Leer para vivir (Disquisiciones, XIV)


              Telemann: Tafelmusik, 4

Lo más doloroso del fracaso de la educación no es, con ser mucho, que la sociedad sea cada vez más violenta, insensible e insolidaria, sino que cada día nacen miles de niños predestinados a sufrir un analfabetismo cultural y humano, y que, por ello, jamás tendrán acceso a la sana convivencia, a la sensibilidad del humanitarismo y a los bienestares del conocimiento. El mundo ha decidido progresar hacia afuera y no hacia adentro, puesto que prefiere correr tras el dinero a caminar hasta el íntimo equilibrio. Malvive el presente y sueña el mañana sin haber aprendido las moralejas del pasado. Huye de la historia, la filosofía, la literatura y las artes, y disculpa su huida con la autoengañosa coartada de que la tecnología bien merece el nombre de nueva ciencia divina a la que hay que dedicar toda atención. 
        Sin embargo, caiga aquí la sentencia de Einstein: “La ciencia puede salvar tu vida, pero no enseñarte a vivirla. Eso queda para las letras”.
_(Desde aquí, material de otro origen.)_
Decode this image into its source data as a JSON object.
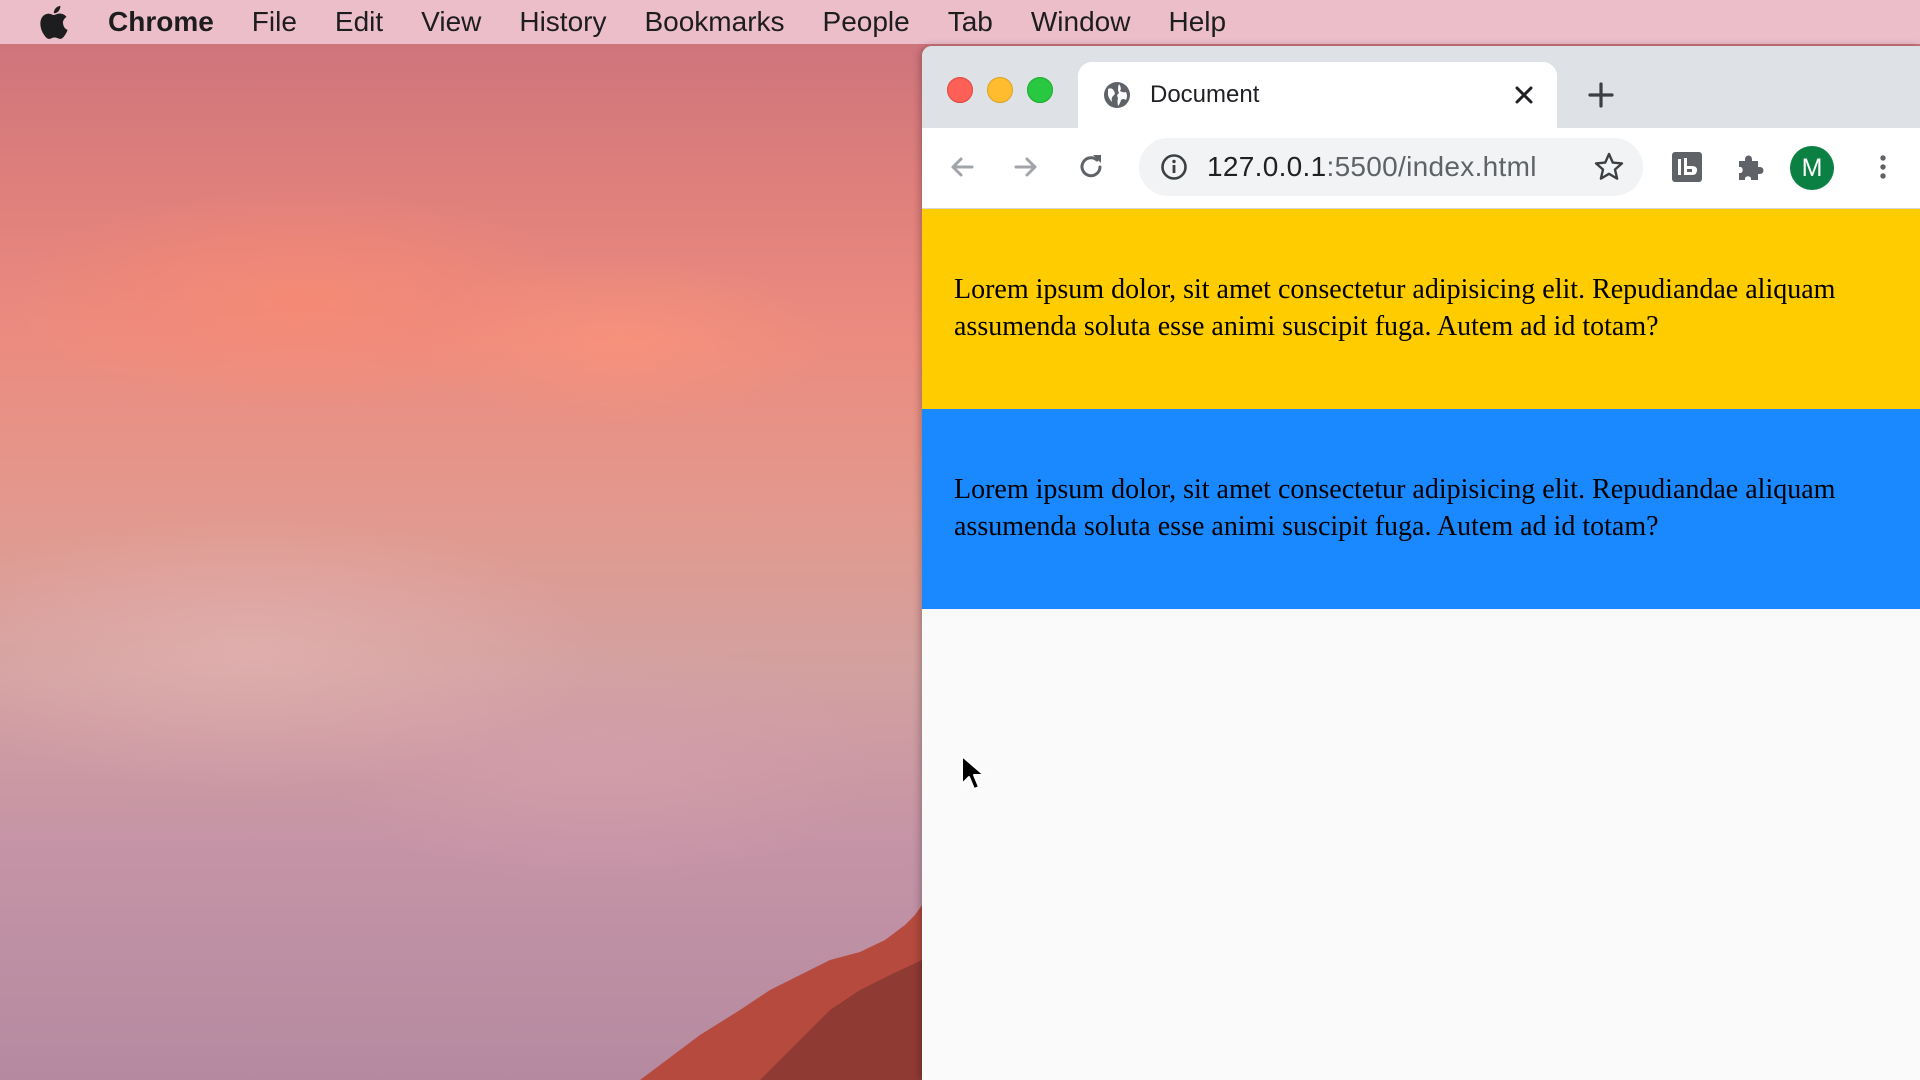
{
  "menubar": {
    "app_name": "Chrome",
    "items": [
      "File",
      "Edit",
      "View",
      "History",
      "Bookmarks",
      "People",
      "Tab",
      "Window",
      "Help"
    ]
  },
  "browser": {
    "tab": {
      "title": "Document"
    },
    "omnibox": {
      "url_host": "127.0.0.1",
      "url_rest": ":5500/index.html"
    },
    "profile": {
      "initial": "M",
      "color": "#0b8043"
    }
  },
  "page": {
    "paragraphs": [
      {
        "text": "Lorem ipsum dolor, sit amet consectetur adipisicing elit. Repudiandae aliquam assumenda soluta esse animi suscipit fuga. Autem ad id totam?",
        "background": "#ffcc00"
      },
      {
        "text": "Lorem ipsum dolor, sit amet consectetur adipisicing elit. Repudiandae aliquam assumenda soluta esse animi suscipit fuga. Autem ad id totam?",
        "background": "#1a88ff"
      }
    ]
  },
  "icons": {
    "apple": "apple-logo-icon",
    "tab_favicon": "globe-icon",
    "back": "arrow-left-icon",
    "forward": "arrow-right-icon",
    "reload": "reload-icon",
    "site_info": "info-icon",
    "bookmark": "star-icon",
    "extension_1": "extension-icon",
    "extensions": "puzzle-icon",
    "menu": "kebab-menu-icon"
  }
}
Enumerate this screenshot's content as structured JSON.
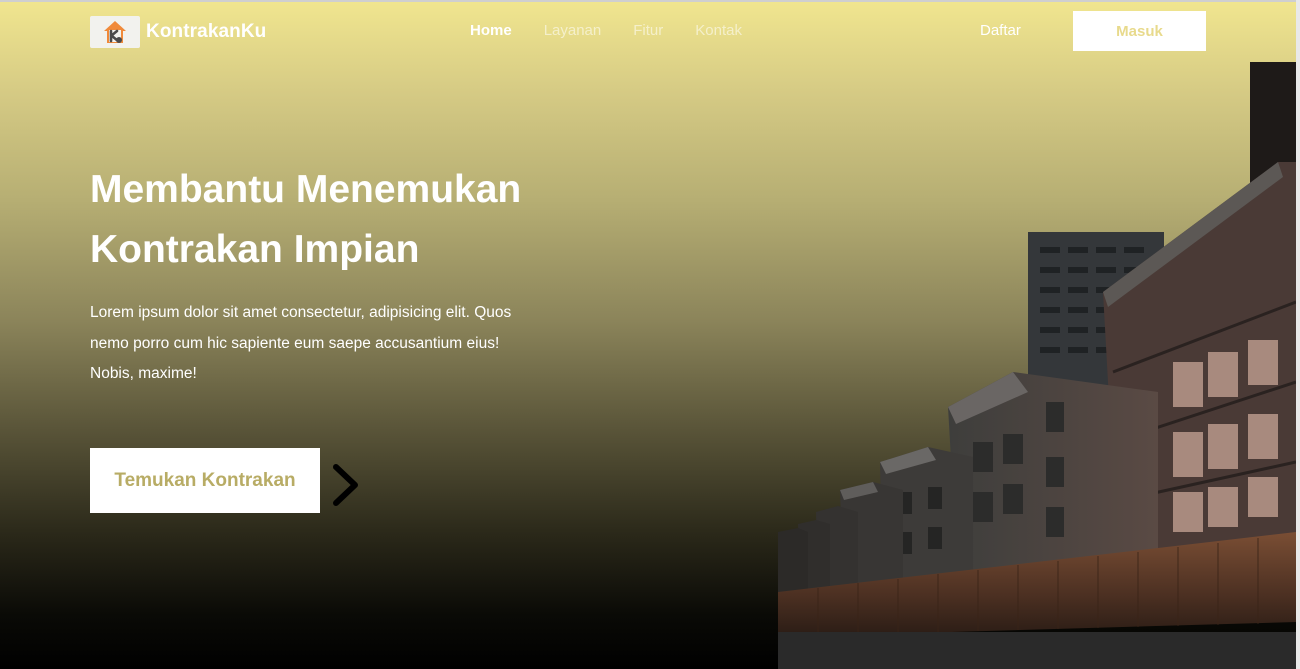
{
  "brand": {
    "name": "KontrakanKu",
    "logo_icon": "house-key-logo-icon"
  },
  "nav": {
    "links": [
      {
        "label": "Home",
        "active": true
      },
      {
        "label": "Layanan",
        "active": false
      },
      {
        "label": "Fitur",
        "active": false
      },
      {
        "label": "Kontak",
        "active": false
      }
    ],
    "register_label": "Daftar",
    "login_label": "Masuk"
  },
  "hero": {
    "title_line1": "Membantu Menemukan",
    "title_line2": "Kontrakan Impian",
    "description": "Lorem ipsum dolor sit amet consectetur, adipisicing elit. Quos nemo porro cum hic sapiente eum saepe accusantium eius! Nobis, maxime!",
    "cta_label": "Temukan Kontrakan",
    "cta_icon": "chevron-right-icon",
    "image_icon": "apartment-buildings-photo"
  },
  "colors": {
    "gradient_top": "#f1e68f",
    "gradient_bottom": "#000000",
    "accent_text": "#b8ac65",
    "login_text": "#e8da8c"
  }
}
        Porque solo aprendemos sin error de las experiencias propias contrastadas y confirmadas con las ajenas universales; y estas están en los libros, desterrados hace ya mucho tiempo, para vergüenza de todos, en las bibliotecas, esos lugares hermosamente íntimos y públicos por los que apenas unos pocos ciudadanos, más consumidores de revistas que de libros sabios, suelen hacer turismo. 
    Lo cierto es que la prisa por llegar a cualquier sitio que nos haga olvidar el vacío interior, llenándolo con urgentes frivolidades, impide la lectura nutricia de la mente, el enriquecimiento de la percepción, la solidaridad del corazón consigo mismo y con los otros. Y no obstante, abrir el libro idóneo es entrar en la consulta del especialista necesario para nuestras desorientaciones cotidianas, es escuchar el consejo del mejor consejero y hallar no solo una momentánea solución, sino la imprescindible comprensión satisfactoria. Cuántos hombres y mujeres se comprenderían a sí mismos y solucionarían sus problemas si supieran que lo que les ocurre está ya descrito, diagnosticado y resuelto en tantas autobiografías, por ejemplo, en tantas vivencias de otros que, de haberlas conocido, nos hubieran evitado tropezar en la misma piedra.
    Los libros son el verdadero patrimonio de la humanidad, aunque no sean los lugares más visitados. Y parece mentira que en una sociedad en la que el tiempo es oro se desperdicie el oro de los libros y una mayoría ciudadana se dedique a matar el tiempo en vez de vivirlo plenamente, enriqueciendo sus criterios tras buscar y hallar el talismán verbal o el pensamiento mágico que nos haga entender que la felicidad es un oasis cuyas aguas no se compran con dinero, sino con respuestas a nuestras preguntas de insatisfechas criaturas de esta vida.